Looks like not the only one to have hit this little bump.

I think I need a new rails book: I’m starting to leave my trusty pragprog book behind. Any recommendations out there people?

Model-View-Presenter (MVP) Anti-Patterns

As I work with the MVP / Passive View / Humble View pattern more in ASP.NET, I’m gaining an understanding of some common smells or anti-patterns that can happen when you try to implement this pattern and haven’t quite grokked it yet. Some of these are problems I’ve had to pull out of my own code:


When you re-use a user-control or even just a view interface on different pages, it’s tempting to re-use a special little presenter inside each of those pages whose sole responsibility is for presenting that usercontrol. If you have two different flavours of page, you might even put the call to the presenter into a BasePage.

This is fine as long as those pages need no other pesenter logic, but there are usually other controls on the page too, and they’ll need to be presented, and before you know it you have two or three or a whole crowd of presenters yelling at different bits of your page, telling them what to do.

Lesson: This is the path of darkness and complexity on the tightrope of your untestable UI layer. Re-use presenter logic by all means, but do it inside the presenter layer, where you can test. Everybody say Ahh… Tests…

Maxim: No more than one presenter to be constructed per page / request.


Within a request / response cycle, only the Page should be aware of the existence of a presenter. The HUMBLE VIEW (implemented in a UserControl) does what it’s told without any knowledge of who is dishing out the instructions. Find this smell by looking for UserControls which construct their own private little presenters, or worse still accept them as properties (usually so that they can do filthy things like call methods on them – see ARROGANT VIEW, below).

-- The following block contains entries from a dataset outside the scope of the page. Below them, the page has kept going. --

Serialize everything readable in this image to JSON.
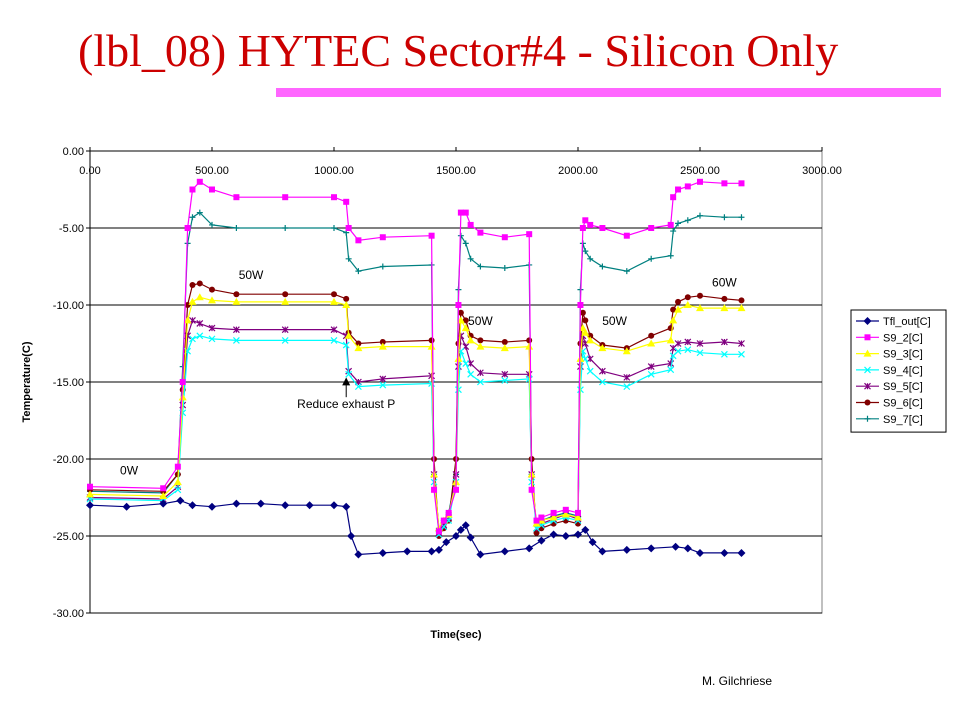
{
  "slide": {
    "title": "(lbl_08) HYTEC Sector#4 - Silicon Only",
    "footer": "M. Gilchriese",
    "accent_color": "#ff66ff",
    "title_color": "#cc0000"
  },
  "chart_data": {
    "type": "line",
    "title": "",
    "xlabel": "Time(sec)",
    "ylabel": "Temperature(C)",
    "xlim": [
      0,
      3000
    ],
    "ylim": [
      -30,
      0
    ],
    "x_ticks": [
      "0.00",
      "500.00",
      "1000.00",
      "1500.00",
      "2000.00",
      "2500.00",
      "3000.00"
    ],
    "y_ticks": [
      "0.00",
      "-5.00",
      "-10.00",
      "-15.00",
      "-20.00",
      "-25.00",
      "-30.00"
    ],
    "grid": "horizontal",
    "legend_position": "right",
    "annotations": [
      {
        "text": "0W",
        "x": 160,
        "y": -21.0
      },
      {
        "text": "50W",
        "x": 660,
        "y": -8.3
      },
      {
        "text": "Reduce exhaust P",
        "x": 1050,
        "y": -16.7,
        "arrow_to": {
          "x": 1050,
          "y": -14.7
        }
      },
      {
        "text": "50W",
        "x": 1600,
        "y": -11.3
      },
      {
        "text": "50W",
        "x": 2150,
        "y": -11.3
      },
      {
        "text": "60W",
        "x": 2600,
        "y": -8.8
      }
    ],
    "series": [
      {
        "name": "Tfl_out[C]",
        "color": "#000080",
        "marker": "diamond",
        "x": [
          0,
          150,
          300,
          370,
          420,
          500,
          600,
          700,
          800,
          900,
          1000,
          1050,
          1070,
          1100,
          1200,
          1300,
          1400,
          1430,
          1460,
          1500,
          1520,
          1540,
          1560,
          1600,
          1700,
          1800,
          1850,
          1900,
          1950,
          2000,
          2030,
          2060,
          2100,
          2200,
          2300,
          2400,
          2450,
          2500,
          2600,
          2670
        ],
        "y": [
          -23.0,
          -23.1,
          -22.9,
          -22.7,
          -23.0,
          -23.1,
          -22.9,
          -22.9,
          -23.0,
          -23.0,
          -23.0,
          -23.1,
          -25.0,
          -26.2,
          -26.1,
          -26.0,
          -26.0,
          -25.9,
          -25.4,
          -25.0,
          -24.6,
          -24.3,
          -25.1,
          -26.2,
          -26.0,
          -25.8,
          -25.3,
          -24.9,
          -25.0,
          -24.9,
          -24.6,
          -25.4,
          -26.0,
          -25.9,
          -25.8,
          -25.7,
          -25.8,
          -26.1,
          -26.1,
          -26.1
        ]
      },
      {
        "name": "S9_2[C]",
        "color": "#ff00ff",
        "marker": "square",
        "x": [
          0,
          300,
          360,
          380,
          400,
          420,
          450,
          500,
          600,
          800,
          1000,
          1050,
          1060,
          1100,
          1200,
          1400,
          1410,
          1430,
          1450,
          1470,
          1500,
          1510,
          1520,
          1540,
          1560,
          1600,
          1700,
          1800,
          1810,
          1830,
          1850,
          1900,
          1950,
          2000,
          2010,
          2020,
          2030,
          2050,
          2100,
          2200,
          2300,
          2380,
          2390,
          2410,
          2450,
          2500,
          2600,
          2670
        ],
        "y": [
          -21.8,
          -21.9,
          -20.5,
          -15.0,
          -5.0,
          -2.5,
          -2.0,
          -2.5,
          -3.0,
          -3.0,
          -3.0,
          -3.3,
          -5.0,
          -5.8,
          -5.6,
          -5.5,
          -22.0,
          -24.7,
          -24.0,
          -23.5,
          -22.0,
          -10.0,
          -4.0,
          -4.0,
          -4.8,
          -5.3,
          -5.6,
          -5.4,
          -22.0,
          -24.0,
          -23.8,
          -23.5,
          -23.3,
          -23.5,
          -10.0,
          -5.0,
          -4.5,
          -4.8,
          -5.0,
          -5.5,
          -5.0,
          -4.8,
          -3.0,
          -2.5,
          -2.3,
          -2.0,
          -2.1,
          -2.1
        ]
      },
      {
        "name": "S9_3[C]",
        "color": "#ffff00",
        "marker": "triangle",
        "x": [
          0,
          300,
          360,
          380,
          400,
          420,
          450,
          500,
          600,
          800,
          1000,
          1050,
          1060,
          1100,
          1200,
          1400,
          1410,
          1430,
          1450,
          1470,
          1500,
          1510,
          1520,
          1540,
          1560,
          1600,
          1700,
          1800,
          1810,
          1830,
          1850,
          1900,
          1950,
          2000,
          2010,
          2020,
          2030,
          2050,
          2100,
          2200,
          2300,
          2380,
          2390,
          2410,
          2450,
          2500,
          2600,
          2670
        ],
        "y": [
          -22.3,
          -22.4,
          -21.5,
          -16.0,
          -11.0,
          -9.8,
          -9.5,
          -9.7,
          -9.8,
          -9.8,
          -9.8,
          -10.0,
          -12.0,
          -12.8,
          -12.7,
          -12.7,
          -21.0,
          -24.5,
          -24.0,
          -23.6,
          -21.5,
          -13.5,
          -11.0,
          -11.5,
          -12.3,
          -12.7,
          -12.8,
          -12.7,
          -21.0,
          -24.2,
          -24.0,
          -23.8,
          -23.6,
          -23.8,
          -13.5,
          -11.5,
          -11.8,
          -12.3,
          -12.8,
          -13.0,
          -12.5,
          -12.3,
          -11.0,
          -10.3,
          -10.0,
          -10.2,
          -10.2,
          -10.2
        ]
      },
      {
        "name": "S9_4[C]",
        "color": "#00ffff",
        "marker": "x",
        "x": [
          0,
          300,
          360,
          380,
          400,
          420,
          450,
          500,
          600,
          800,
          1000,
          1050,
          1060,
          1100,
          1200,
          1400,
          1410,
          1430,
          1450,
          1470,
          1500,
          1510,
          1520,
          1540,
          1560,
          1600,
          1700,
          1800,
          1810,
          1830,
          1850,
          1900,
          1950,
          2000,
          2010,
          2020,
          2030,
          2050,
          2100,
          2200,
          2300,
          2380,
          2390,
          2410,
          2450,
          2500,
          2600,
          2670
        ],
        "y": [
          -22.6,
          -22.7,
          -22.0,
          -17.0,
          -13.0,
          -12.2,
          -12.0,
          -12.2,
          -12.3,
          -12.3,
          -12.3,
          -12.6,
          -14.5,
          -15.3,
          -15.2,
          -15.1,
          -21.5,
          -24.9,
          -24.4,
          -24.0,
          -21.5,
          -15.5,
          -13.0,
          -13.8,
          -14.5,
          -15.0,
          -14.9,
          -14.8,
          -21.5,
          -24.5,
          -24.3,
          -24.0,
          -23.8,
          -24.0,
          -15.5,
          -13.0,
          -13.5,
          -14.3,
          -15.0,
          -15.3,
          -14.5,
          -14.2,
          -13.3,
          -13.0,
          -12.9,
          -13.1,
          -13.2,
          -13.2
        ]
      },
      {
        "name": "S9_5[C]",
        "color": "#800080",
        "marker": "star",
        "x": [
          0,
          300,
          360,
          380,
          400,
          420,
          450,
          500,
          600,
          800,
          1000,
          1050,
          1060,
          1100,
          1200,
          1400,
          1410,
          1430,
          1450,
          1470,
          1500,
          1510,
          1520,
          1540,
          1560,
          1600,
          1700,
          1800,
          1810,
          1830,
          1850,
          1900,
          1950,
          2000,
          2010,
          2020,
          2030,
          2050,
          2100,
          2200,
          2300,
          2380,
          2390,
          2410,
          2450,
          2500,
          2600,
          2670
        ],
        "y": [
          -22.5,
          -22.6,
          -21.8,
          -16.5,
          -12.0,
          -11.0,
          -11.2,
          -11.5,
          -11.6,
          -11.6,
          -11.6,
          -12.0,
          -14.3,
          -15.0,
          -14.8,
          -14.6,
          -21.0,
          -24.8,
          -24.3,
          -23.8,
          -21.0,
          -14.0,
          -12.0,
          -12.7,
          -13.8,
          -14.4,
          -14.5,
          -14.5,
          -21.0,
          -24.5,
          -24.2,
          -23.9,
          -23.6,
          -23.9,
          -14.0,
          -12.0,
          -12.5,
          -13.5,
          -14.3,
          -14.7,
          -14.0,
          -13.8,
          -12.8,
          -12.5,
          -12.4,
          -12.5,
          -12.4,
          -12.5
        ]
      },
      {
        "name": "S9_6[C]",
        "color": "#800000",
        "marker": "circle",
        "x": [
          0,
          300,
          360,
          380,
          400,
          420,
          450,
          500,
          600,
          800,
          1000,
          1050,
          1060,
          1100,
          1200,
          1400,
          1410,
          1430,
          1450,
          1470,
          1500,
          1510,
          1520,
          1540,
          1560,
          1600,
          1700,
          1800,
          1810,
          1830,
          1850,
          1900,
          1950,
          2000,
          2010,
          2020,
          2030,
          2050,
          2100,
          2200,
          2300,
          2380,
          2390,
          2410,
          2450,
          2500,
          2600,
          2670
        ],
        "y": [
          -22.0,
          -22.1,
          -21.0,
          -15.5,
          -10.0,
          -8.7,
          -8.6,
          -9.0,
          -9.3,
          -9.3,
          -9.3,
          -9.6,
          -11.8,
          -12.5,
          -12.4,
          -12.3,
          -20.0,
          -25.0,
          -24.5,
          -24.0,
          -20.0,
          -12.5,
          -10.5,
          -11.0,
          -12.0,
          -12.3,
          -12.4,
          -12.3,
          -20.0,
          -24.8,
          -24.5,
          -24.2,
          -24.0,
          -24.2,
          -12.5,
          -10.5,
          -11.0,
          -12.0,
          -12.6,
          -12.8,
          -12.0,
          -11.5,
          -10.3,
          -9.8,
          -9.5,
          -9.4,
          -9.6,
          -9.7
        ]
      },
      {
        "name": "S9_7[C]",
        "color": "#008080",
        "marker": "plus",
        "x": [
          0,
          300,
          360,
          380,
          400,
          420,
          450,
          500,
          600,
          800,
          1000,
          1050,
          1060,
          1100,
          1200,
          1400,
          1410,
          1430,
          1450,
          1470,
          1500,
          1510,
          1520,
          1540,
          1560,
          1600,
          1700,
          1800,
          1810,
          1830,
          1850,
          1900,
          1950,
          2000,
          2010,
          2020,
          2030,
          2050,
          2100,
          2200,
          2300,
          2380,
          2390,
          2410,
          2450,
          2500,
          2600,
          2670
        ],
        "y": [
          -22.1,
          -22.2,
          -21.0,
          -14.0,
          -6.0,
          -4.3,
          -4.0,
          -4.8,
          -5.0,
          -5.0,
          -5.0,
          -5.3,
          -7.0,
          -7.8,
          -7.5,
          -7.4,
          -21.0,
          -24.5,
          -24.0,
          -23.5,
          -21.0,
          -9.0,
          -5.5,
          -6.0,
          -7.0,
          -7.5,
          -7.6,
          -7.4,
          -21.0,
          -24.3,
          -24.0,
          -23.7,
          -23.5,
          -23.7,
          -9.0,
          -6.0,
          -6.5,
          -7.0,
          -7.5,
          -7.8,
          -7.0,
          -6.8,
          -5.2,
          -4.7,
          -4.5,
          -4.2,
          -4.3,
          -4.3
        ]
      }
    ]
  }
}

The arrogant view is not only SELF-AWARE, but has the temerity to imagine that it has the right to give the presenter direct instructions. Thus a presenter can easily be relegated to nothing more that a PROXY MODEL, with logic creeping up into the untestable view layer. Find this smell by looking for presenters which offer public methods. Replace these direct method calls from view->presenter with a more humble OBSERVER PATTERN, where the view raises events containing the relevant information in the EventArgs, and the presenter reacts accordingly (or decides not to, as is its privilege).


When you have an ARROGANT VIEW that commits the crime of directly calling methods on a presenter, you start to see the logic in the presenter thin down to the point where it becomes little more than a proxy for the ‘model’ (in classic MVC terminology) or service layer. The whole idea of MVP is to delegate the responsibility of figuring out what to fetch from the service layer and when to fetch it, so that the view just gets on with displaying whatever the presenter decides it should display. When an ARROGANT VIEW gets these kind of notions, logic that belongs in a (testable) presenter is tangled up with display logic in the view, and it’s time to roll up your sleeves and refactor.